-
Aa
+
 10/12/2014

Evde Almanca zorunluluğuna tepkiler

CSU'nun „göçmenler evlerinde de Almanca konuşmaya zorlansın“ teklifine kardeş partileri CDU'dan „anlayışlı“ bir tepki geldi. Partinin ağır toplarından Wolfgang Bosbach, CSU'nun teklifinin yanlış anlaşıldığını belirtti. CDU Genel Başkan Vekili Strobl ise özel hayata müdahalenin kabul edilemeyeceğine vurgu yaparak CSU'nun teklifine tepki gösterdi.

CSU'YU BİR BOSBACH DOĞRU ANLADI

Bavyera partisi CSU'nun „Göçmenler aile içinde de Almanca konuşmaya zorlansın“ teklifine CDU hariç tüm partilerden eleştiri yağarken, CDU'nun İç Politika Sözcüsü Wolfgang Bosbach teklifin yanlış anlaşıldığını savundu ve asıl kastedilenin „Almanca'nın entegrasyon için önemi“ olduğun belirtti. „n-tv.de“ isimli haber sitesinin haberine göre Bosbach „CSU'nun teklifi bir hukukî zorunlukluk getirilmesi değildir. Evde hangi dilde konuşacağına her aile kendi karar verir,“ dedi. Bosbach, dilin özellikle çocukların topluma entegrasyonu konsunda kritik bir öneme sahip olduğuna işaret etti ve göçmenlere zorunlu hale getirilen Almanca ve uyum kurslarının başarılı bir uygulama olarak kendini kanıtladığını iddia etti.

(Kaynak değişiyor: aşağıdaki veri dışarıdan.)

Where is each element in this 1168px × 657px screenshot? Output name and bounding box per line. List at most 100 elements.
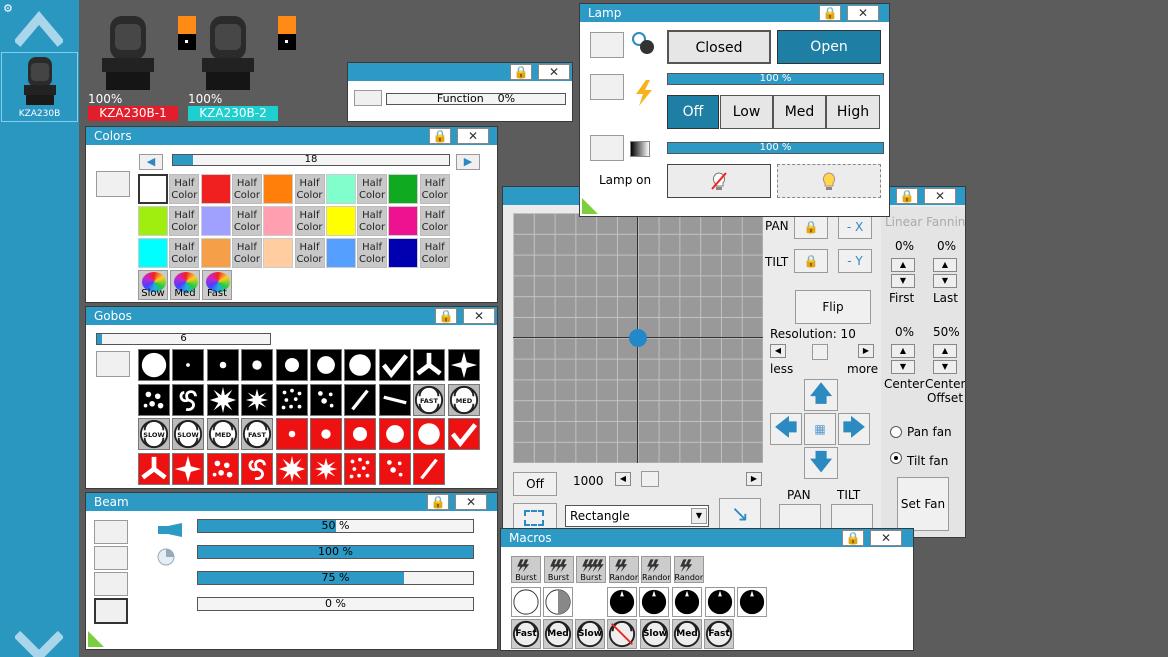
shutter-open-button[interactable]: Open xyxy=(777,30,881,64)
position-cursor[interactable] xyxy=(629,329,647,347)
gobo-button[interactable] xyxy=(310,349,342,381)
color-wheel-speed-button[interactable]: Fast xyxy=(202,270,232,300)
resize-grip-icon[interactable] xyxy=(88,631,104,647)
half-color-button[interactable]: Half Color xyxy=(294,206,325,236)
color-swatch[interactable] xyxy=(388,238,419,268)
half-color-button[interactable]: Half Color xyxy=(419,206,450,236)
macro-button[interactable]: Slow xyxy=(640,619,670,649)
gobo-button[interactable] xyxy=(241,383,274,416)
shutter-toggle-button[interactable] xyxy=(590,32,624,58)
strobe-low-button[interactable]: Low xyxy=(720,95,773,129)
gear-icon[interactable]: ⚙ xyxy=(3,3,15,15)
offset-down-button[interactable]: ▼ xyxy=(933,360,957,374)
pan-lock-button[interactable]: 🔒 xyxy=(794,215,828,239)
gobo-button[interactable] xyxy=(310,418,342,450)
shutter-closed-button[interactable]: Closed xyxy=(667,30,771,64)
color-wheel-speed-button[interactable]: Slow xyxy=(138,270,168,300)
gobo-button[interactable] xyxy=(206,452,239,485)
strobe-bar[interactable]: 100 % xyxy=(667,73,884,85)
strobe-off-button[interactable]: Off xyxy=(667,95,719,129)
speed-left-button[interactable]: ◀ xyxy=(615,472,631,486)
color-slider[interactable]: 18 xyxy=(172,154,450,166)
macro-button[interactable]: Med xyxy=(543,619,573,649)
half-color-button[interactable]: Half Color xyxy=(357,238,388,268)
gobo-button[interactable] xyxy=(310,452,342,485)
macro-button[interactable]: Burst xyxy=(576,556,606,583)
gobo-button[interactable] xyxy=(378,452,411,485)
sidebar-fixture-tile[interactable]: KZA230B xyxy=(1,52,78,122)
gobo-button[interactable] xyxy=(310,383,342,416)
tilt-lock-button[interactable]: 🔒 xyxy=(794,249,828,273)
beam-button-2[interactable] xyxy=(94,546,128,570)
close-button[interactable]: ✕ xyxy=(870,530,902,546)
color-swatch[interactable] xyxy=(138,174,168,204)
gobo-button[interactable] xyxy=(378,349,411,381)
offset-up-button[interactable]: ▲ xyxy=(933,344,957,358)
half-color-button[interactable]: Half Color xyxy=(231,238,262,268)
gobo-button[interactable] xyxy=(275,452,308,485)
gobo-button[interactable] xyxy=(344,383,377,416)
macro-button[interactable]: Fast xyxy=(704,619,734,649)
lock-button[interactable]: 🔒 xyxy=(819,5,841,21)
last-down-button[interactable]: ▼ xyxy=(933,274,957,288)
pan-tilt-area[interactable] xyxy=(513,213,763,463)
half-color-button[interactable]: Half Color xyxy=(357,174,388,204)
tilt-fan-radio[interactable] xyxy=(890,452,902,464)
down-arrow-button[interactable]: 🡇 xyxy=(804,447,838,479)
gobo-button[interactable] xyxy=(378,383,411,416)
center-button[interactable]: ▦ xyxy=(804,413,836,445)
macro-button[interactable] xyxy=(607,619,637,649)
gobo-slider[interactable]: 6 xyxy=(96,333,271,345)
macro-button[interactable] xyxy=(737,587,767,617)
left-arrow-button[interactable]: 🡄 xyxy=(770,413,802,445)
chevron-up-icon[interactable] xyxy=(15,10,63,48)
last-up-button[interactable]: ▲ xyxy=(933,258,957,272)
beam-button-4[interactable] xyxy=(94,598,128,624)
lock-button[interactable]: 🔒 xyxy=(427,494,449,510)
invert-x-button[interactable]: - X xyxy=(838,215,872,239)
gobo-button[interactable] xyxy=(172,452,205,485)
gobo-button[interactable] xyxy=(378,418,411,450)
color-swatch[interactable] xyxy=(138,206,168,236)
gobo-button[interactable] xyxy=(344,418,377,450)
half-color-button[interactable]: Half Color xyxy=(294,238,325,268)
color-swatch[interactable] xyxy=(200,206,231,236)
pan-fan-radio[interactable] xyxy=(890,426,902,438)
macro-button[interactable]: Slow xyxy=(575,619,605,649)
gobo-button[interactable] xyxy=(138,349,170,381)
gobo-button[interactable]: FAST xyxy=(241,418,274,450)
close-button[interactable]: ✕ xyxy=(455,494,487,510)
lock-button[interactable]: 🔒 xyxy=(510,64,532,80)
gobo-button[interactable] xyxy=(206,349,239,381)
half-color-button[interactable]: Half Color xyxy=(357,206,388,236)
up-arrow-button[interactable]: 🡅 xyxy=(804,379,838,411)
speed-right-button[interactable]: ▶ xyxy=(746,472,762,486)
close-button[interactable]: ✕ xyxy=(457,128,489,144)
color-wheel-speed-button[interactable]: Med xyxy=(170,270,200,300)
gobos-toggle-button[interactable] xyxy=(96,351,130,377)
chevron-down-icon[interactable] xyxy=(15,630,63,657)
color-swatch[interactable] xyxy=(325,174,356,204)
close-button[interactable]: ✕ xyxy=(847,5,879,21)
half-color-button[interactable]: Half Color xyxy=(231,174,262,204)
color-swatch[interactable] xyxy=(200,238,231,268)
color-swatch[interactable] xyxy=(388,206,419,236)
color-swatch[interactable] xyxy=(325,206,356,236)
close-button[interactable]: ✕ xyxy=(538,64,570,80)
gobo-button[interactable] xyxy=(172,349,205,381)
beam-button-3[interactable] xyxy=(94,572,128,596)
half-color-button[interactable]: Half Color xyxy=(294,174,325,204)
set-fan-button[interactable]: Set Fan xyxy=(897,477,949,531)
resolution-thumb[interactable] xyxy=(812,344,828,360)
macro-button[interactable]: Med xyxy=(672,619,702,649)
macro-button[interactable]: Burst xyxy=(511,556,541,583)
movement-off-button[interactable]: Off xyxy=(513,472,557,496)
strobe-high-button[interactable]: High xyxy=(826,95,880,129)
gobo-button[interactable]: MED xyxy=(447,383,480,416)
color-swatch[interactable] xyxy=(263,238,294,268)
beam-bar[interactable]: 50 % xyxy=(197,519,474,533)
first-up-button[interactable]: ▲ xyxy=(891,258,915,272)
beam-bar[interactable]: 100 % xyxy=(197,545,474,559)
lock-button[interactable]: 🔒 xyxy=(429,128,451,144)
close-button[interactable]: ✕ xyxy=(924,188,956,204)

STROBL: „ÖZEL HAYATA MÜDAHALE OLMAZ“

„Evde Almanca“ teklifine tepki gösteren CDU'lular da yok değil. Partinin Genel Başkan Vekillerinden Thomas Strobl, CSU'nun önerisini reddetti ve şöyle konuştu: „Benim anlayışıma göre Hıristiyan Demokrat politika dört duvar arasında olan bitene karışmamayı gerektirir. Evin içinde olana mesafeli yaklaşmak gerekir. Özel hayat özel hayat olarak kalmalı.“ Strobl ilkokula başlayan göçmen çocukların yeterli Almanca bilgisine haiz olmaları konusunun ise ailelerin sorumluluğu ve yükümlülüğü olduğuna dikkat çekti ve bunun yolunun evde hangi dilin konuşulduğunun devlet tarafından kontrol edilmesi anlamına gelmediğine vurgu yaptı.